En el patio nos reuníamos las mujeres para charlar, y los niños revoloteaban cerca jugando.  Echo de menos la cocina, ¡el olor del cocido! Cierto es que, puedo decir que las gentes que pasan cerca de aquí me conocen.  Me traen alimentos, me dan un poco de compañía a través de esta ventana. No les veo la cara. Sólo escucho sus voces. ¡Pero me resulta tan gratificante!

Tengo miedo volverme loca. A veces escucho la voz de mi padre, suplicándome que no me encerrara aquí. En las noches insomnes o en las pesadillas, lo escucho.

Las visitas de mi madre me llenan de añoranza y me traen noticias, pero cuando se va sin que ni siquiera pueda ver su cara, me destroza. No pierdo ningún acto de la Iglesia, esta Iglesia de Santa Marta. Mi cabeza deja de pensar esos momentos que duran las misas. Nunca fui muy religiosa, pero estos salmos, estas oraciones, me ayudan a sobrellevar mi soledad. Tengo la espalda destrozada. Este camastro, esta tabla donde duermo, me está rompiendo. Anochece. No veo bien. A ver si consigo dormir un rato.

 

15 de junio 1532

Hoy amanece algo nublado. Aquí no siento mucho calor. Menos mal, sería inaguantable sufrir los calores del verano encerrada entre cuatro paredes un día tras otro.

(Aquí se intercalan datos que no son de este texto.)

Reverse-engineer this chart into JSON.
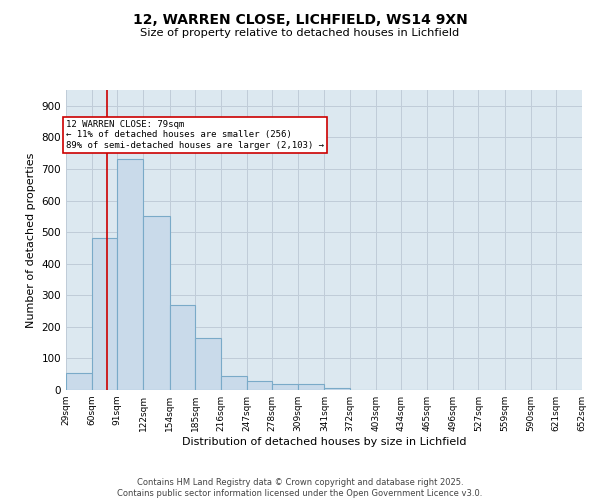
{
  "title_line1": "12, WARREN CLOSE, LICHFIELD, WS14 9XN",
  "title_line2": "Size of property relative to detached houses in Lichfield",
  "xlabel": "Distribution of detached houses by size in Lichfield",
  "ylabel": "Number of detached properties",
  "footer_line1": "Contains HM Land Registry data © Crown copyright and database right 2025.",
  "footer_line2": "Contains public sector information licensed under the Open Government Licence v3.0.",
  "bar_color": "#c9daea",
  "bar_edge_color": "#7aaac8",
  "grid_color": "#c0ccd8",
  "background_color": "#dce8f0",
  "property_line_color": "#cc0000",
  "property_sqm": 79,
  "annotation_text": "12 WARREN CLOSE: 79sqm\n← 11% of detached houses are smaller (256)\n89% of semi-detached houses are larger (2,103) →",
  "annotation_box_color": "#cc0000",
  "bins": [
    29,
    60,
    91,
    122,
    154,
    185,
    216,
    247,
    278,
    309,
    341,
    372,
    403,
    434,
    465,
    496,
    527,
    559,
    590,
    621,
    652
  ],
  "bin_labels": [
    "29sqm",
    "60sqm",
    "91sqm",
    "122sqm",
    "154sqm",
    "185sqm",
    "216sqm",
    "247sqm",
    "278sqm",
    "309sqm",
    "341sqm",
    "372sqm",
    "403sqm",
    "434sqm",
    "465sqm",
    "496sqm",
    "527sqm",
    "559sqm",
    "590sqm",
    "621sqm",
    "652sqm"
  ],
  "counts": [
    55,
    480,
    730,
    550,
    270,
    165,
    45,
    30,
    20,
    20,
    5,
    0,
    0,
    0,
    0,
    0,
    0,
    0,
    0,
    0
  ],
  "ylim": [
    0,
    950
  ],
  "yticks": [
    0,
    100,
    200,
    300,
    400,
    500,
    600,
    700,
    800,
    900
  ]
}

Ya no duermo, vi la luna por esta pequeña ventana, sólo unos segundos. La luna. Me gustaba verla cuando estaba en mi casa. La miraba desde aquel balcón ¡Dios mío! ¿Por qué sufría por él, y lo recordaba en aquel balcón? Entonces, podía salir con libertad y disfrutar de la noche.

 

 

23 de junio 1532

Hoy recuerdo a mi padre. Temo que su vida se acabe por mi causa. Recuerdo que de jovencita lo veía poco.  Mi padre, como buen maragato, viajaba gran parte del año. Se iba con los demás hombres, con los carromatos hacia el oeste y el centro e España.  Vendían productos artesanales que realizábamos en casa. Cómo echo de menos aquellas actividades…

 

 

16 de Julio 1532

Hoy tengo un gran dolor de cabeza. Esta noche no pude dormir. Hubo un gran revuelo en la calle. Unos hombres me insultaron y me tiraron piedras.

Me llamaron mujerzuela.

¡Pero si estoy aquí por amor! O mejor dicho, por desamor…

 

22 de Julio 1532

He pasado varios días sin escribir. Sólo me apetecía llorar y morirme. He rezado. He estado pegada al ventanuco que da al presbiterio de la Iglesia de Santa Marta.

Le he pedido a Dios que no me deje aquí mucho tiempo. No puedo aguantar más. Sin libros, sin aire, sin espejos, sin mi familia, sin sol, sin esperanza…

Le he pedido a Dios que se termine mi soledad: que se termine mi sufrimiento.